Tuesday, February 02, 2010


In memory of Bertrand Russell

Forty years ago today, mathematician, philosopher, peace and human rights activist Bertrand Russell died at the age of 97. Russell has appeared in these pages before, in a discussion of Russell’s paradox.

Today, in Russell’s memory, we’ll give him this page to speak for himself. Specifically, he’ll talk about his view of religious belief, in this clip on YouTube, embedded below. I’ll help him out by posting a transcript below the video.

Q: Why are you not a Christian?

Russell: Because I see no evidence whatever for any of the Christian dogmas. I’ve examined all the stock arguments in favour of the existence of God, and none of them seem to me to be logically valid.

Q: Do you think there’s a practical reason for having a religious belief, for many people?

Russell: Well, there can’t be a practical reason for believing what isn’t true. That’s quite... at least, I rule it out as impossible. Either the thing is true, or it isn’t. If it is true, you should believe it, and if it isn’t, you shouldn’t. And if you can’t find out whether it’s true or whether it isn’t, you should suspend judgment. But you can’t... it seems to me a fundamental dishonesty and a fundamental treachery to intellectual integrity to hold a belief because you think it’s useful, and not because you think it’s true.

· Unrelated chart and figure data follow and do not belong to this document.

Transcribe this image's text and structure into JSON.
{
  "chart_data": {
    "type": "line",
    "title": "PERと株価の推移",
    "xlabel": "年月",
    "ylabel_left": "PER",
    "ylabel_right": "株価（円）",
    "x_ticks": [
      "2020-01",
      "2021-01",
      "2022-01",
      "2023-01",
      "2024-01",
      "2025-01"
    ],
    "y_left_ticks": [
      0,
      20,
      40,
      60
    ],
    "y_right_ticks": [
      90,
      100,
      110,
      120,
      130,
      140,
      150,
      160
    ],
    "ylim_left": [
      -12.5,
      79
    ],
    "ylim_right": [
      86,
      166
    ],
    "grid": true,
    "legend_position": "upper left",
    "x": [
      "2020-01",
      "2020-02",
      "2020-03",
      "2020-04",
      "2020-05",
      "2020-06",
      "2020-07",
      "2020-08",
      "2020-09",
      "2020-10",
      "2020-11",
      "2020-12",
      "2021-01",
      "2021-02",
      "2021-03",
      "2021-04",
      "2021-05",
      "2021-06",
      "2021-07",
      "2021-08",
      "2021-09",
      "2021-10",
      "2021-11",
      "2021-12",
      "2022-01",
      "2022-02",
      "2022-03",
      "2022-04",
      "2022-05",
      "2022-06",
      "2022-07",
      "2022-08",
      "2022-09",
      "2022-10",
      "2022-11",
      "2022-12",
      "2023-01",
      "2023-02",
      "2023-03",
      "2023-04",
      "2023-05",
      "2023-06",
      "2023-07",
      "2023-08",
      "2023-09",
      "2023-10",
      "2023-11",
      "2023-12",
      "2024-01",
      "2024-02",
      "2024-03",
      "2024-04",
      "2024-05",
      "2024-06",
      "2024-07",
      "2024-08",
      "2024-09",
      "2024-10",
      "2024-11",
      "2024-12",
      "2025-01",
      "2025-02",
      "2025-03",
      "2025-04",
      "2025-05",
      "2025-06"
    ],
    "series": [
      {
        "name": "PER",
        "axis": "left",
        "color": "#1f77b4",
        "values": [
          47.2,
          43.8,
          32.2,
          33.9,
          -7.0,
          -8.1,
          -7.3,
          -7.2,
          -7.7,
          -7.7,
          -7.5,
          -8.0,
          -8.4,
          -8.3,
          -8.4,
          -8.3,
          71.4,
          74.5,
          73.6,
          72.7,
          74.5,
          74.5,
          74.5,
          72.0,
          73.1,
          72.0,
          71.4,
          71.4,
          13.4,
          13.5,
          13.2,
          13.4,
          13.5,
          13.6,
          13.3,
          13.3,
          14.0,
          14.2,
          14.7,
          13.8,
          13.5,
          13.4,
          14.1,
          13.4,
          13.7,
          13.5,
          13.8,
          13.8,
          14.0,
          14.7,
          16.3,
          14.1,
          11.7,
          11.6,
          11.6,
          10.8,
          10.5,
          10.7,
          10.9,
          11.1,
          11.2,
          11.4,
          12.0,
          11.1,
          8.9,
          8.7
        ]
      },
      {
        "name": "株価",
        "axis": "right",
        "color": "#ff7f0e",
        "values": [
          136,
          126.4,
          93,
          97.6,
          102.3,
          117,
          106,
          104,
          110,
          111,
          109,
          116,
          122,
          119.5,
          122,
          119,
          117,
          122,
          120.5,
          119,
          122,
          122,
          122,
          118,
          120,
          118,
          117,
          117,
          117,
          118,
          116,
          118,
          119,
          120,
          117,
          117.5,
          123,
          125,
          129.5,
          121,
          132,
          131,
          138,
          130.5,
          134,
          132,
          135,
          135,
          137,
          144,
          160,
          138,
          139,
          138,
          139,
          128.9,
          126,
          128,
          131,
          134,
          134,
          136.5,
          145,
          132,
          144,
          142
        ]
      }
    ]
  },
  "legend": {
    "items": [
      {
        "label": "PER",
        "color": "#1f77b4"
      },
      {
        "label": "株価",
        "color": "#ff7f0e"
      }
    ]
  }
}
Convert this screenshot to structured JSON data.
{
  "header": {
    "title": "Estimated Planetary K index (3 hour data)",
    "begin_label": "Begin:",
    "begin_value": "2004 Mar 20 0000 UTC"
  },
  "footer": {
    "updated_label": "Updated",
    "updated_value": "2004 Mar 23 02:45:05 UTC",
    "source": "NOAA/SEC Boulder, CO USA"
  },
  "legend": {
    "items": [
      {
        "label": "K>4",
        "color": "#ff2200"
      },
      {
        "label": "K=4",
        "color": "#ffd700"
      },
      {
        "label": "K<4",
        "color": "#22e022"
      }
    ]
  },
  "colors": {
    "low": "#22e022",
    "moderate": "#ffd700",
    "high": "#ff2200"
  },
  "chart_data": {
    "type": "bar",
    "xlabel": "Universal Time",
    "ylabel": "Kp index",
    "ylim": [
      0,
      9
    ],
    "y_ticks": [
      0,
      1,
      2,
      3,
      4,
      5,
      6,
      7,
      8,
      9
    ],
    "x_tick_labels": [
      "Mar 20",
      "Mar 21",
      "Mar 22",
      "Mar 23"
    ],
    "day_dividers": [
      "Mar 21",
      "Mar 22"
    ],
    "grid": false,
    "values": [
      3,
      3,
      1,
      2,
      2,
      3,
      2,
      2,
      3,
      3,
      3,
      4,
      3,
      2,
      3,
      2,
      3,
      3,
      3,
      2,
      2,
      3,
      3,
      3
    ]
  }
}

Q: I was thinking of those people who find that some kind of religious code helps them to live their lives. It gives them a very strict set of rules, the rights and the wrongs.

Russell: Yes, but those rules are generally quite mistaken. A great many of them do more harm than good. And they would probably be able to find a rational morality that they could live by if they dropped this irrational traditional taboo morality that comes down from savage ages.

Q: But are we, perhaps the ordinary person perhaps isn’t strong enough to find this own personal ethic. They have to have something imposed upon them from outside.

Russell: Oh, I don’t think that’s true, and what is imposed on you from outside is of no value whatever. It doesn’t count.

Q: Well, you were brought up, of course, as a Christian. When did you first decide that you did not want to remain a believer in the Christian ethic?

Russell: I never decided that I didn’t want to remain a believer. I decided... between the ages of 15 and 18, I spent almost all my spare time thinking about Christian dogmas, and trying to find out whether there was any reason to believe them. And by the time I was 18, I’d discarded the last of them.

Q: Do you think that that gave you an extra strength in your life?

Russell: Oh, I don’t... no, I should’t have said so, neither extra strength nor the opposite. I mean, I was just engaged in the pursuit of knowledge.

Q: As you approach the end of life, do you have any fear of some kind of afterlife, or do you feel that that is just...

Russell: Oh, no, I think that’s nonsense.

Q: There is no afterlife?

Russell: None whatever.

Q: Do you have any fear of something that is common amongst atheists and agnostics, who have been atheists or agnostics all their lives, who are converted just before they die, to a form of religion?

Russell: Well, you know, it doesn’t happen nearly as often as religious people think it does. Because religious people, most of them, think that it’s a virtuous act to tell lies about the death beds of agnostics and such. As a matter of fact, it doesn’t happen very often.

1 comment:

Nathaniel Borenstein said...

I can hardly believe that I have the cojones to disagree with Bertrand Russell, but I have to disagree when he says "there can’t be a practical reason for believing what isn’t true."

Of course there can. If you believe a pile of comforting dogma, you can worry less (e.g. because you know you're going to heaven) and focus on other things and end up happier.

I'm not a believer at all, but I believe that religion evolved for a good reason, which is that it comforts people (with pretty lies) and frees up their mental energies for the business of life. Study after study (mostly post-Russell) show that religious people are happier and live longer. That doesn't make them right, but it does mean that there is probably "a practical reason for believing what isn’t true." If he had said "logical" instead of "practical" I'd have no beef with him. (Which is good, since he was, and I am, strictly vegetarian.